I need to assign a numeric value to a large column of 70 character variables
When there are a handful of character variables I just mutate by hand (probably not the best way but it's quick and works) but this is not practical for 70 variables:
mutate(df,gender = ifelse(gender=="Female",0, ifelse(gender=="Male",1, 2))
I thought it would be best to create a new df(spec) with the 72 variables in column 1 and a number in column 2 to reference:
speciality | Code |
---|---|
a | 1 |
b | 2 |
c | 3 |
d | 4 |
e | 5 |
f | 6 |
...
I can't figure out now how to mutate my data to swap speciality for numeric code.

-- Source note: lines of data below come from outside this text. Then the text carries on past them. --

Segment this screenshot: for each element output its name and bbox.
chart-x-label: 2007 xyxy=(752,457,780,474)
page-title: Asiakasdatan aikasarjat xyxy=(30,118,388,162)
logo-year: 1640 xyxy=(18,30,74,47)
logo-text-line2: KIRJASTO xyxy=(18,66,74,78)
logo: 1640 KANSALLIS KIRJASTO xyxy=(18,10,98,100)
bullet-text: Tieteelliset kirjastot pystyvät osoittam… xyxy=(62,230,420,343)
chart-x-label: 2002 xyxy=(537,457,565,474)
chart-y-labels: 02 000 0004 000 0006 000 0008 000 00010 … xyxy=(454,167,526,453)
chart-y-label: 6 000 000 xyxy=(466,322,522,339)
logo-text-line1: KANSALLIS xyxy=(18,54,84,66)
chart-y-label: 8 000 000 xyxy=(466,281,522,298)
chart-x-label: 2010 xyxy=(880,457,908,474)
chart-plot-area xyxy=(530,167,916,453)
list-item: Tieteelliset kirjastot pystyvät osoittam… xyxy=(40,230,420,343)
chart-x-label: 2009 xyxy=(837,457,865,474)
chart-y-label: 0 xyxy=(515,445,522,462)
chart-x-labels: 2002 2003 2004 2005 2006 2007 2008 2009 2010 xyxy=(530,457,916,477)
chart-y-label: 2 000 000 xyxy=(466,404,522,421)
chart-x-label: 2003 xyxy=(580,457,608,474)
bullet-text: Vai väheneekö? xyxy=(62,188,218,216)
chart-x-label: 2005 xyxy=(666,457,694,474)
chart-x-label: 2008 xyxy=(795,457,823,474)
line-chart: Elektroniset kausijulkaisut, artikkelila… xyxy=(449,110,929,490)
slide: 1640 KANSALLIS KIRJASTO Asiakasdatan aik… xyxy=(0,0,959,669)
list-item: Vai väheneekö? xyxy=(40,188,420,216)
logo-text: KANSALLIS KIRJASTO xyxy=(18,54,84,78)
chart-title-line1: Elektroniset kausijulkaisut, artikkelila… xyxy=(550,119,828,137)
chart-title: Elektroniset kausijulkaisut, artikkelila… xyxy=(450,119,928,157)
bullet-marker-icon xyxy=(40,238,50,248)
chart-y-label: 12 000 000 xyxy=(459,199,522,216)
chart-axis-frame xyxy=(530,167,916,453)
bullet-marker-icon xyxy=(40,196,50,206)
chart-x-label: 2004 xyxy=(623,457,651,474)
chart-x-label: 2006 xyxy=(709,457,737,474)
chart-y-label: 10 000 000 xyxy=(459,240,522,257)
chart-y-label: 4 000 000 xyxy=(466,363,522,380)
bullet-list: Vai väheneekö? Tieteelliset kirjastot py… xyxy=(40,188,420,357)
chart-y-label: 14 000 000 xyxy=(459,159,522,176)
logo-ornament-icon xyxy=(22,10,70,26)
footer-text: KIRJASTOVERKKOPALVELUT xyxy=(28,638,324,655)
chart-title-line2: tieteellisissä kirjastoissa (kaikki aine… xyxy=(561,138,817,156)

Any help appreciated - especially if i'm going down the wrong route to do this in the first place
R knowledge is still quite basic. i've tried
mutate(df,speciality = ifelse(speciality==spec[,1],spec[,2],0))
but get an error
Error in env_has(env, name, inherit = TRUE) :
attempt to use zero-length variable name
CodePudding user response:
We may use inbuilt letters
for match
ing
df$speciality <- with(df, match(speciality, letters))

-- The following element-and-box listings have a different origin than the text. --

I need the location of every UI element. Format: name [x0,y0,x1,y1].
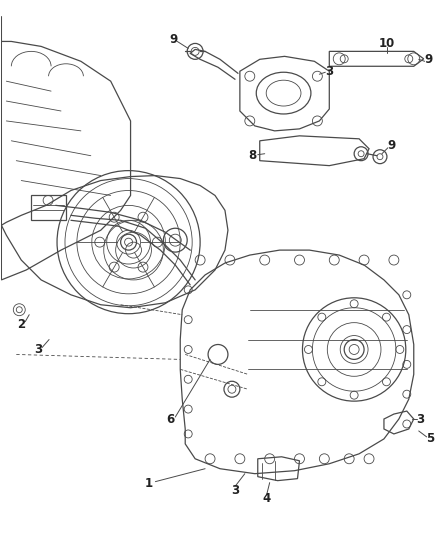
Text: 8: 8 [249,149,257,162]
Text: 9: 9 [424,53,433,66]
Text: 3: 3 [417,413,425,425]
Text: 3: 3 [325,64,333,78]
Text: 5: 5 [427,432,435,446]
Text: 6: 6 [166,413,174,425]
Text: 10: 10 [379,37,395,50]
Text: 1: 1 [145,477,152,490]
Text: 2: 2 [17,318,25,331]
Text: 3: 3 [231,484,239,497]
Text: 9: 9 [169,33,177,46]
Text: 9: 9 [388,139,396,152]
Text: 3: 3 [34,343,42,356]
Text: 4: 4 [262,492,271,505]
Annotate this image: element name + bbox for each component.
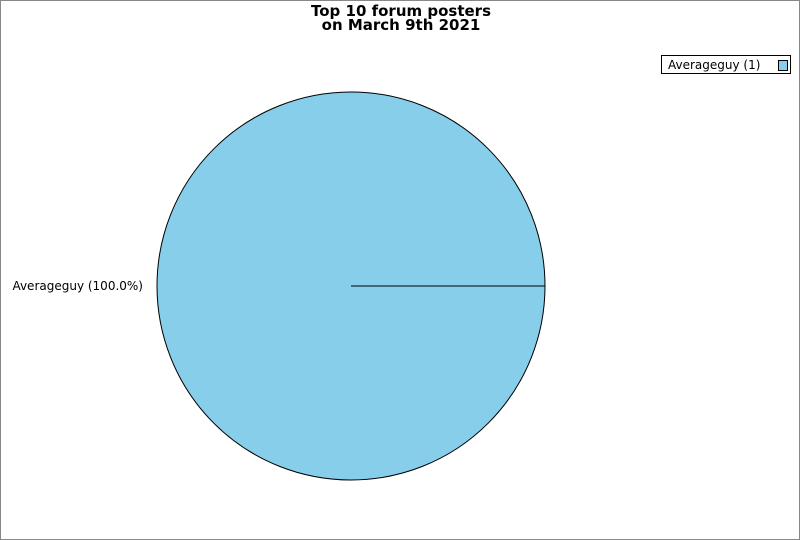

CodePudding user response:
Your approach will depend on how you want to assign numbers to each value. Here are a few options, using this example data:
set.seed(13)
df <- data.frame(speciality = sample(letters[1:4], 8, replace = TRUE))
df
# speciality
# 1 b
# 2 d
# 3 d
# 4 a
# 5 d
# 6 d
# 7 c
# 8 a
If you want to code based on the order values appear in your dataset:
#either
mutate(df, speciality = match(speciality, unique(speciality)))
#or
mutate(df, speciality = as.integer(factor(speciality, unique(speciality))))
Both of these yield:
speciality
1 1
2 2
3 2
4 3
5 2
6 2
7 4
8 3
If you instead want to code based on alphabetical order:
#either
mutate(df, speciality = match(speciality, sort(unique(speciality))))
#or
mutate(df, speciality = as.integer(factor(speciality)))
Both yield:
speciality
1 2
2 4
3 4
4 1
5 4
6 4
7 3
8 1
If you don't care about the order, you can use any of these approaches.